This week I’ve been reading Rachel Carson in preparation for a short essay that I’m working on. Today is her birthday, so I thought I’d post a few quotes from her work. She is a fabulous writer, channeling her extraordinary passion through thoughtful metaphor and confident but understated prose. The quotes come from her article “Help your child to wonder” which ran in Woman’s Home Companion in 1956. I had not read this article before; it is not widely reprinted, but is full of gems. Thankfully, the U.S. Fish and Wildlife Service Conservation Library has a scanned pdf available of the original.
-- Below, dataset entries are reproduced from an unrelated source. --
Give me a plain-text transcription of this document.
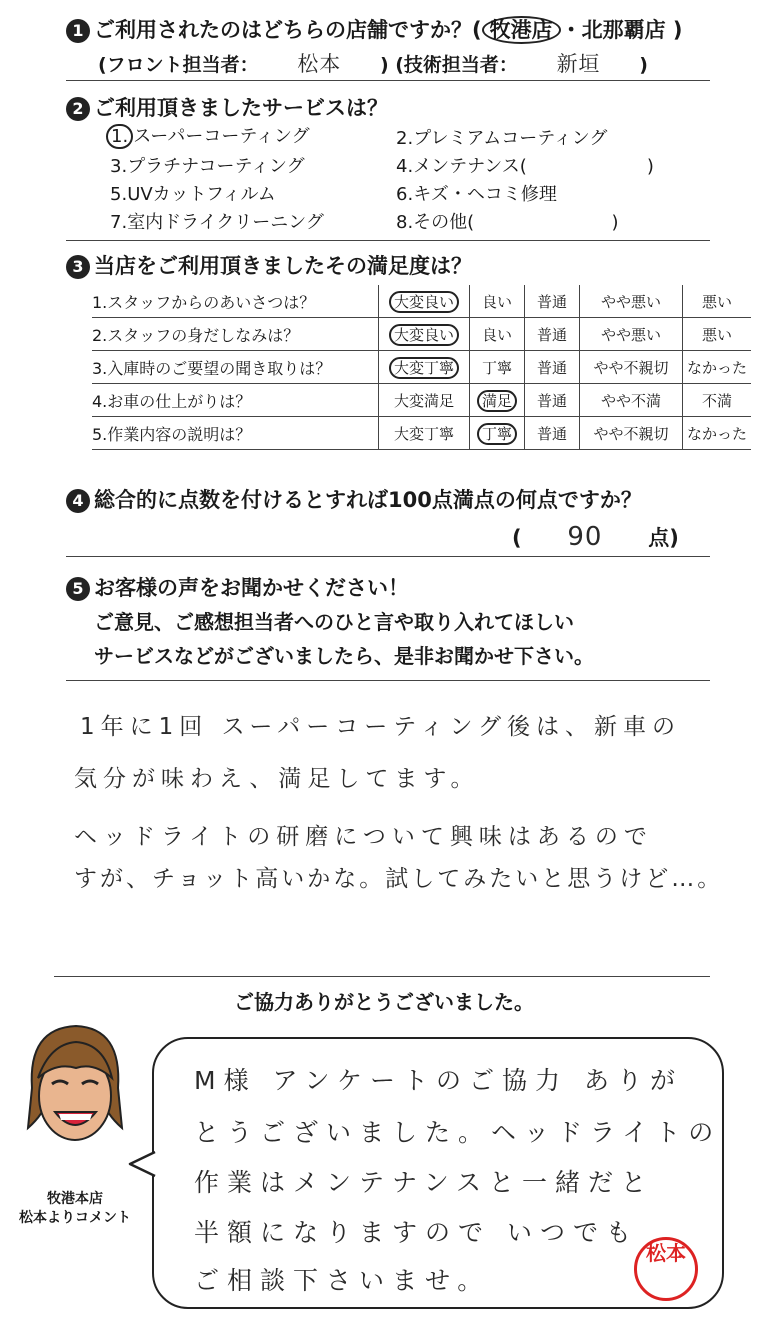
1 ご利用されたのはどちらの店舗ですか？( 牧港店 ・北那覇店 )
(フロント担当者： 松本 ) (技術担当者： 新垣 )
2 ご利用頂きましたサービスは？
1. スーパーコーティング	2.プレミアムコーティング
3.プラチナコーティング	4.メンテナンス(                     )
5.UVカットフィルム	6.キズ・ヘコミ修理
7.室内ドライクリーニング	8.その他(                        )
3 当店をご利用頂きましたその満足度は？
1.スタッフからのあいさつは？	大変良い	良い	普通	やや悪い	悪い
2.スタッフの身だしなみは？	大変良い	良い	普通	やや悪い	悪い
3.入庫時のご要望の聞き取りは？	大変丁寧	丁寧	普通	やや不親切	なかった
4.お車の仕上がりは？	大変満足	満足	普通	やや不満	不満
5.作業内容の説明は？	大変丁寧	丁寧	普通	やや不親切	なかった
4 総合的に点数を付けるとすれば100点満点の何点ですか？
( 90 点)
5 お客様の声をお聞かせください！
ご意見、ご感想担当者へのひと言や取り入れてほしい
サービスなどがございましたら、是非お聞かせ下さい。
1年に1回 スーパーコーティング後は、新車の
気分が味わえ、満足してます。
ヘッドライトの研磨について興味はあるので
すが、チョット高いかな。試してみたいと思うけど…。
ご協力ありがとうございました。
牧港本店
松本よりコメント
M様 アンケートのご協力 ありが
とうございました。ヘッドライトの
作業はメンテナンスと一緒だと
半額になりますので いつでも
ご相談下さいませ。
松本
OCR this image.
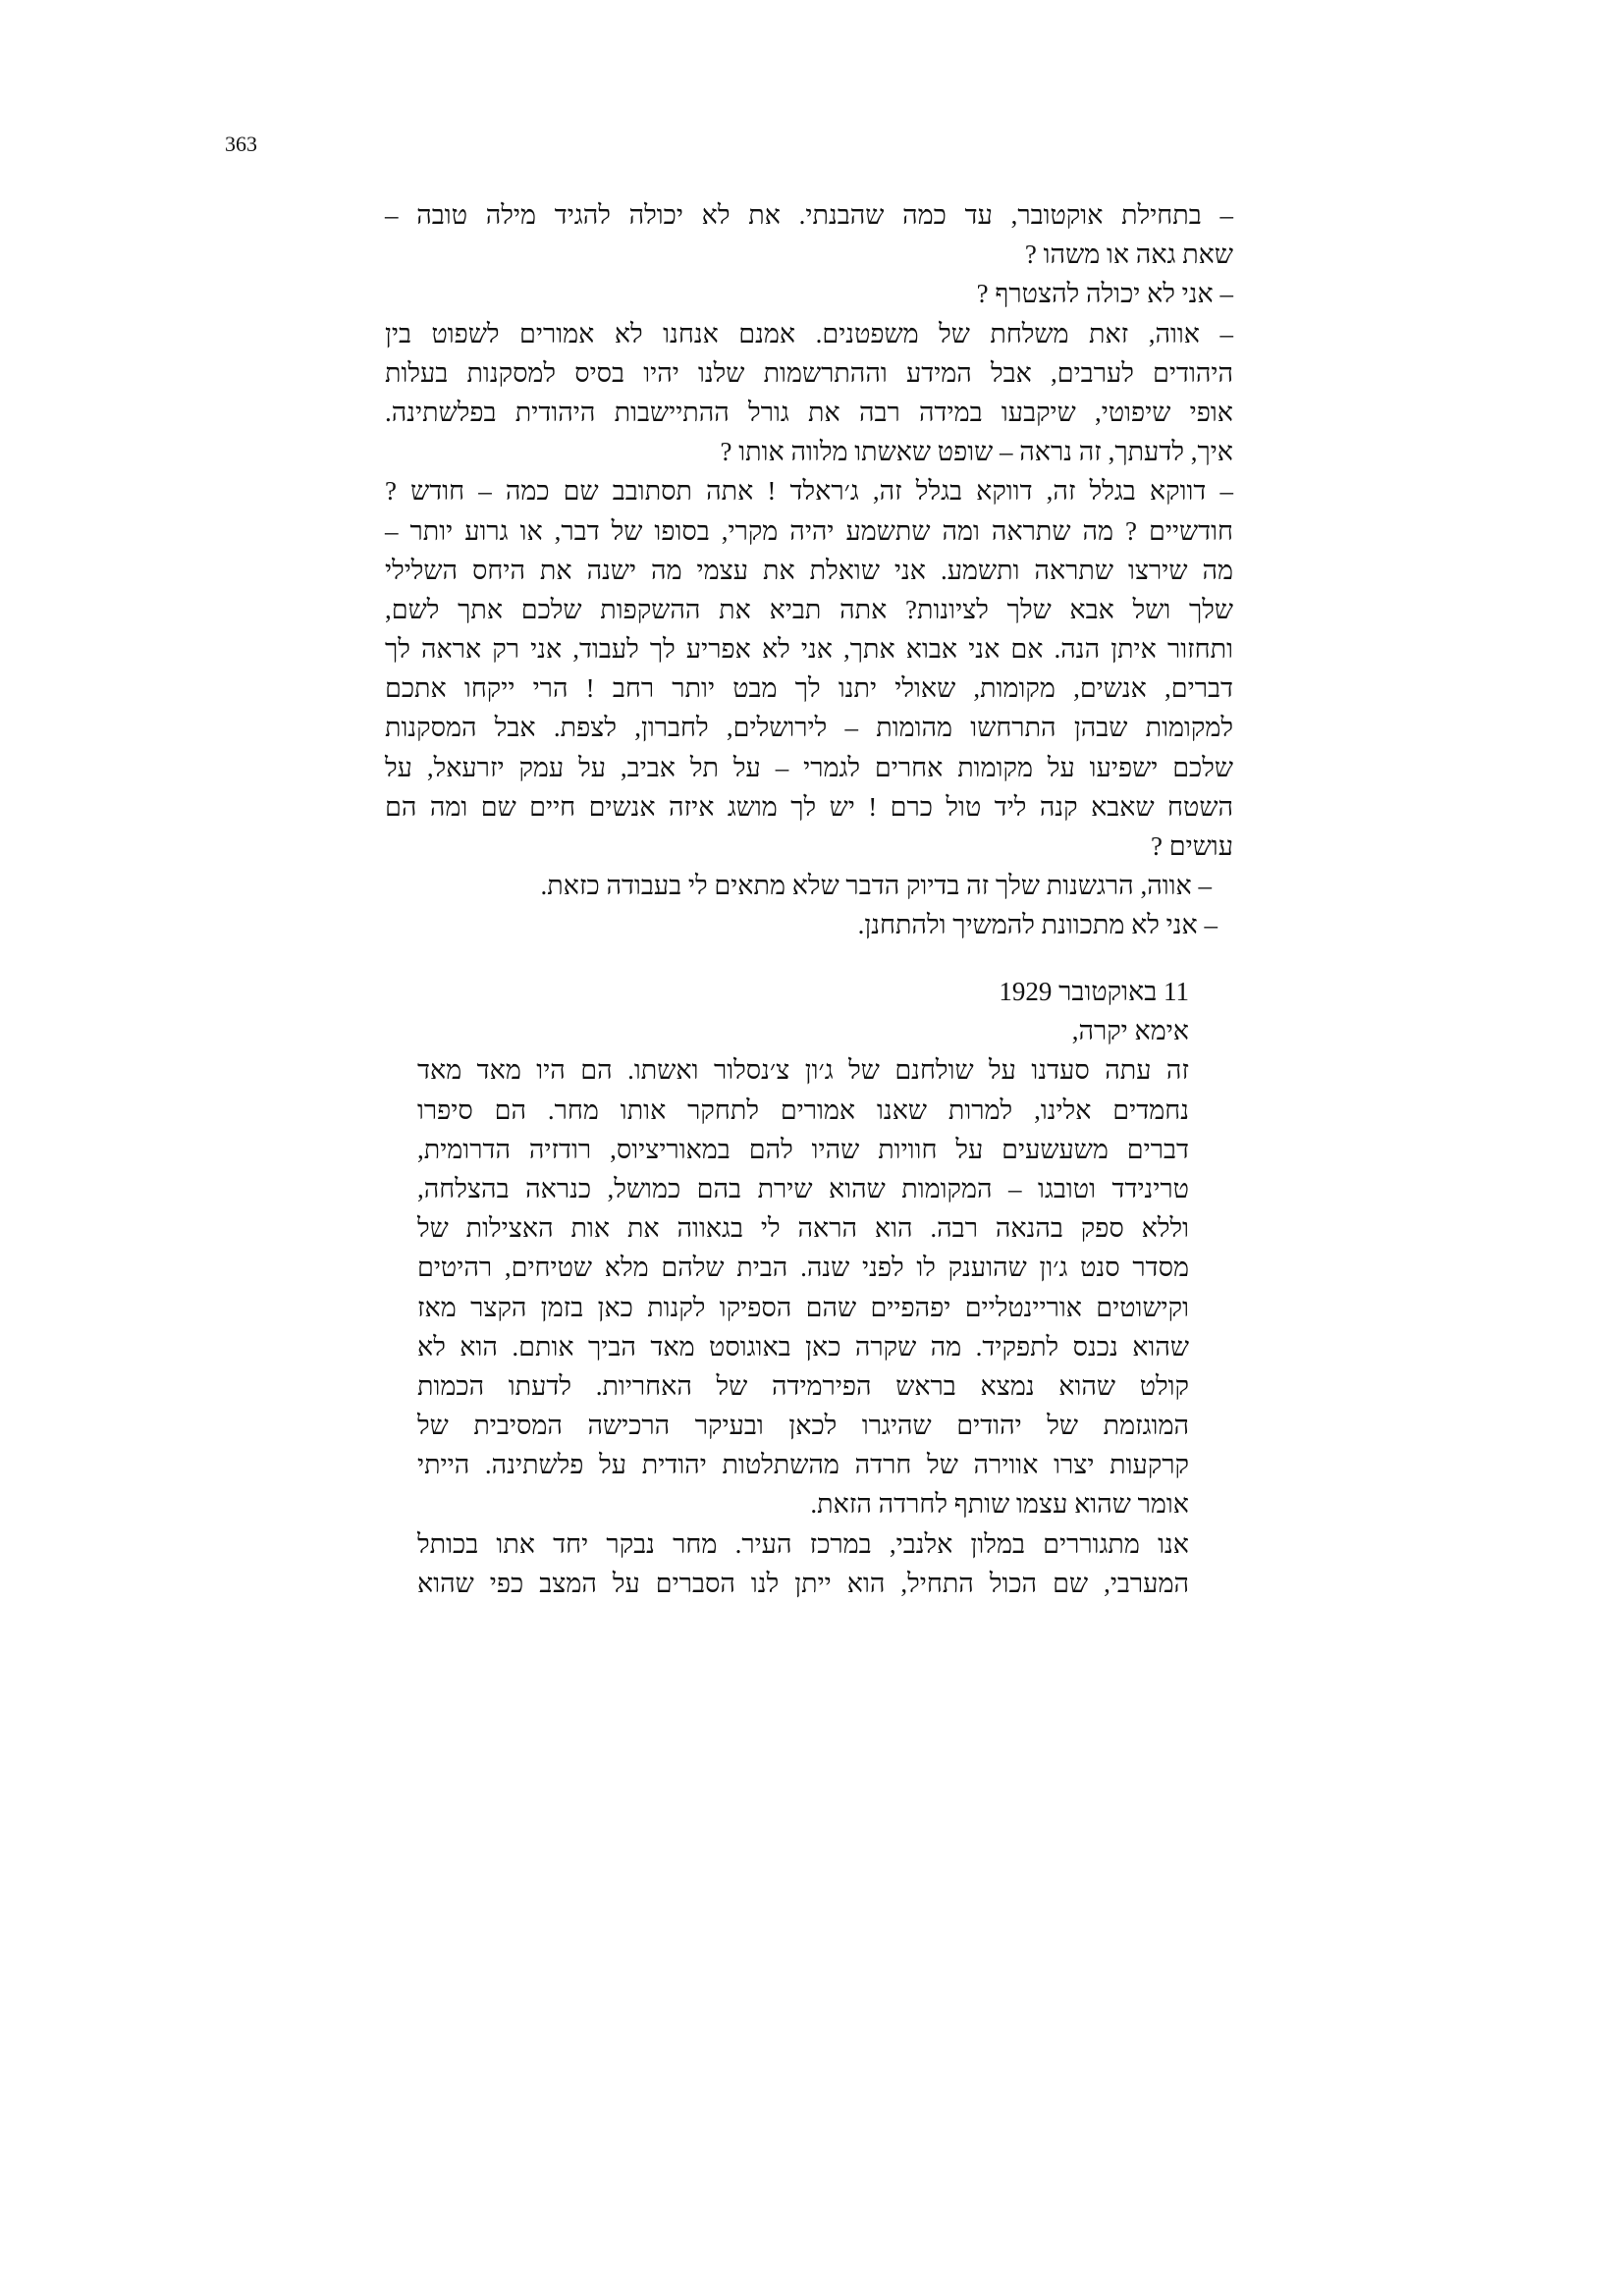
363
– בתחילת אוקטובר, עד כמה שהבנתי. את לא יכולה להגיד מילה טובה –
שאת גאה או משהו ?
– אני לא יכולה להצטרף ?
– אווה, זאת משלחת של משפטנים. אמנם אנחנו לא אמורים לשפוט בין
היהודים לערבים, אבל המידע וההתרשמות שלנו יהיו בסיס למסקנות בעלות
אופי שיפוטי, שיקבעו במידה רבה את גורל ההתיישבות היהודית בפלשתינה.
איך, לדעתך, זה נראה – שופט שאשתו מלווה אותו ?
– דווקא בגלל זה, דווקא בגלל זה, ג׳ראלד ! אתה תסתובב שם כמה – חודש ?
חודשיים ? מה שתראה ומה שתשמע יהיה מקרי, בסופו של דבר, או גרוע יותר –
מה שירצו שתראה ותשמע. אני שואלת את עצמי מה ישנה את היחס השלילי
שלך ושל אבא שלך לציונות? אתה תביא את ההשקפות שלכם אתך לשם,
ותחזור איתן הנה. אם אני אבוא אתך, אני לא אפריע לך לעבוד, אני רק אראה לך
דברים, אנשים, מקומות, שאולי יתנו לך מבט יותר רחב ! הרי ייקחו אתכם
למקומות שבהן התרחשו מהומות – לירושלים, לחברון, לצפת. אבל המסקנות
שלכם ישפיעו על מקומות אחרים לגמרי – על תל אביב, על עמק יזרעאל, על
השטח שאבא קנה ליד טול כרם ! יש לך מושג איזה אנשים חיים שם ומה הם
עושים ?
– אווה, הרגשנות שלך זה בדיוק הדבר שלא מתאים לי בעבודה כזאת.
– אני לא מתכוונת להמשיך ולהתחנן.
11 באוקטובר 1929
אימא יקרה,
זה עתה סעדנו על שולחנם של ג׳ון צ׳נסלור ואשתו. הם היו מאד מאד
נחמדים אלינו, למרות שאנו אמורים לתחקר אותו מחר. הם סיפרו
דברים משעשעים על חוויות שהיו להם במאוריציוס, רודזיה הדרומית,
טרינידד וטובגו – המקומות שהוא שירת בהם כמושל, כנראה בהצלחה,
וללא ספק בהנאה רבה. הוא הראה לי בגאווה את אות האצילות של
מסדר סנט ג׳ון שהוענק לו לפני שנה. הבית שלהם מלא שטיחים, רהיטים
וקישוטים אוריינטליים יפהפיים שהם הספיקו לקנות כאן בזמן הקצר מאז
שהוא נכנס לתפקיד. מה שקרה כאן באוגוסט מאד הביך אותם. הוא לא
קולט שהוא נמצא בראש הפירמידה של האחריות. לדעתו הכמות
המוגזמת של יהודים שהיגרו לכאן ובעיקר הרכישה המסיבית של
קרקעות יצרו אווירה של חרדה מהשתלטות יהודית על פלשתינה. הייתי
אומר שהוא עצמו שותף לחרדה הזאת.
אנו מתגוררים במלון אלנבי, במרכז העיר. מחר נבקר יחד אתו בכותל
המערבי, שם הכול התחיל, הוא ייתן לנו הסברים על המצב כפי שהוא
“Out there, just at the edge of where-we-couldn’t-see, big waves were thundering in, dimly seen white shapes that boomed and shouted and threw great handfuls of froth at us. Together we laughed for pure joy – he a baby meeting for the first time the wild tumult of Oceanus, I with the salt of half a lifetime of sea love in me.”
“If I had influence with the good fairy who is supposed to preside over the christening of all children I should ask that her gift to each child in the world be a sense of wonder so indestructible that it would last throughout life, as an unfailing antidote against the boredom and disenchantments of later years, the sterile preoccupation with things that are artificial, the alienation from the sources of our strength.”
“It is not half so important to know as to feel. If facts are the seeds that later produce knowledge and wisdom, then the emotions and the impressions of the senses are the fertile soil in which the seeds must grow.”
When she received the National Book Award in 1952, she said: “The winds, the sea, and the moving tides are what they are. If there is wonder and beauty and majesty in them, science will discover these qualities. If they are not there, science cannot create them. If there is poetry in my book about the sea, it is not because I deliberately put it there, but because no one could write truthfully about the sea and leave out the poetry.”
Many thanks, David. She writes so “true.” What a blessing.